Bagaimana Malaysia bisa sehebat itu? Tahun tujuh puluhan mereka telah menyadari bahwa pendidikan harus ditangani secara serius dengan langkah-langkah strategis, terutama adalah dengan meningkatkan mutu guru sekolah mereka. Tapi berbeda dengan kita yang menganggap bahwa memperbaiki mutu guru adalah dengan memperbaiki guru yang ada sebisa-bisanya, Malaysia jauh lebih maju dengan mengisi sebanyak-banyaknya sekolah mereka dengan guru-guru ‘kualitas impot’. Ini artinya mereka tidak mau bermain-main dengan visi dan misi mereka untuk memperbaiki mutu pendidikan mereka. Kalau mau bersaing secara global maka guru-gurunya harus berkualitas global.

Kalau di dalam negeri tidak tersedia ya ambil dari luar negeri. Simpel, berani, dan sangat strategis. Kalau ada pemerintah yang ‘bekoar’ akan mencetak lulusan yang bisa bersaing dengan lulusan negara yang telah lebih maju dengan mutu guru seperti apa adanya sekarang ini maka pemerintah tersebut perlu diragukan akal sehatnya. LPTK kita sebagai sumber pendidikan guru Indonesia jelas sudah gagal menghasilkan guru bermutu seperti yang kita inginkan. LPTK sendiri harus dibongkar dan dioverhaul.

Seberapa Mahal Biayanya 

Meski sekilas tampak mahal untuk ‘mengimpor’ guru dengan kualitas ‘impor’ tapi ternyata tidaklah semahal yang kita duga. Sebagai contoh, untuk memiliki 100 guru bahasa Inggris dengan nilai TOEFL minimal 500, umpamanya, masih bisa kita peroleh dari lulusan perguruan tinggi ternama di Jawa. Jika kita berani memberi gaji mereka 6 juta rupiah sebulan, umpamanya, maka untuk 100 guru diperlukan dana sebesar 600 juta rupiah sebulan atau 7,2 M setahun, dan jika ditambah ini dan itu menjadi 8 M setahun.

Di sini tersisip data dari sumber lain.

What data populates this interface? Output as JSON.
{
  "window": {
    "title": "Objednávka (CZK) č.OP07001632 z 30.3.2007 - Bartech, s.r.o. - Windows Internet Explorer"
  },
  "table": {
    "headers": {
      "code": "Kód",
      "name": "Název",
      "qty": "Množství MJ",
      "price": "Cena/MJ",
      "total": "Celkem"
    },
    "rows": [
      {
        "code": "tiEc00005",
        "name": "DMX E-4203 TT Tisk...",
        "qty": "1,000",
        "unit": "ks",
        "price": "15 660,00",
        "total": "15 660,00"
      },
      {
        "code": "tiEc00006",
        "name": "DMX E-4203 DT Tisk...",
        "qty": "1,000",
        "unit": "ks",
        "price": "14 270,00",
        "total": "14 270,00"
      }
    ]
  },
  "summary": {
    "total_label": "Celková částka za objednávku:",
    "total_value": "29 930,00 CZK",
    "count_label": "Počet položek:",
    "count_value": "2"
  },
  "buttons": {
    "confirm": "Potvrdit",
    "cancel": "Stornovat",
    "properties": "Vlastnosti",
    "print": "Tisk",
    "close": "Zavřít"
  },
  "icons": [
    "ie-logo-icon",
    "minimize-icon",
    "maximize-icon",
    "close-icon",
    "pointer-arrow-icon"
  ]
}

Jika kita mengontraknya selama lima tahun, umpamanya, maka dana yang kita butuhkan hanyalah 40 M, suatu nilai yang tidak terlalu besar dibandingkan dengan hasil yang bisa kita peroleh dalam 5 tahun tersebut. Dengan 100 orang guru bahasa Inggris berpengalaman dengan TOEFL 500 tentu hasilnya akan lebih nyata ketimbang hanya mengirim 5 atau 10 orang guru bahasa Inggris ke Australia.

Begitu juga dengan guru-guru SD, karena kalau mau mengubah mutu pendidikan kita memang harus dimulai dari dasar. Jika sebuah Pemkab atau Pemkot mau mengontrak guru SD berkualitas dengan iming-iming gaji 6 juta sebulan ditambah perumahan dan fasilitas lain senilai 1 juta perbulan maka saya yakin akan banyak guru-guru berkualitas dari Jawa ataupun para sarjana lulusan terbaik yang bersedia untuk mengikuti program ini.

Jika dikontrak 300 orang guru SD berkualitas terbaik maka dana yang dikeluarkan hanyalah 2,1 M sebulan atau 25 M setahun atau 125 M dalam lima tahun. Suatu jumlah yang sungguh kecil untuk proyek pendidikan yang akan mengantarkan bangsa kita lepas dari kebodohan dan kemiskinan. Tiga ratus orang guru SD berkualitas terbaik yang bisa diperoleh tentu akan bisa mengubah mutu pendidikan dasar kita di sebuah daerah secara nyata dalam jangka waktu lima, apalagi dalam sepuluh tahun, mendatang.

Bagaimana dengan Guru-guru Lokal?

Seperti juga di Malaysia, guru-guru lokal diminta untuk belajar dari guru-guru ‘impor' dengan menjadi asisten atau pendamping guru-guru tersebut. Dengan demikian guru-guru lokal belajar langsung praktek mengajar dengan guru-guru berkualitas ‘impor’, tanpa harus membayar ekstra. Jadi sekali dayung dua-tiga pulau terlampaui.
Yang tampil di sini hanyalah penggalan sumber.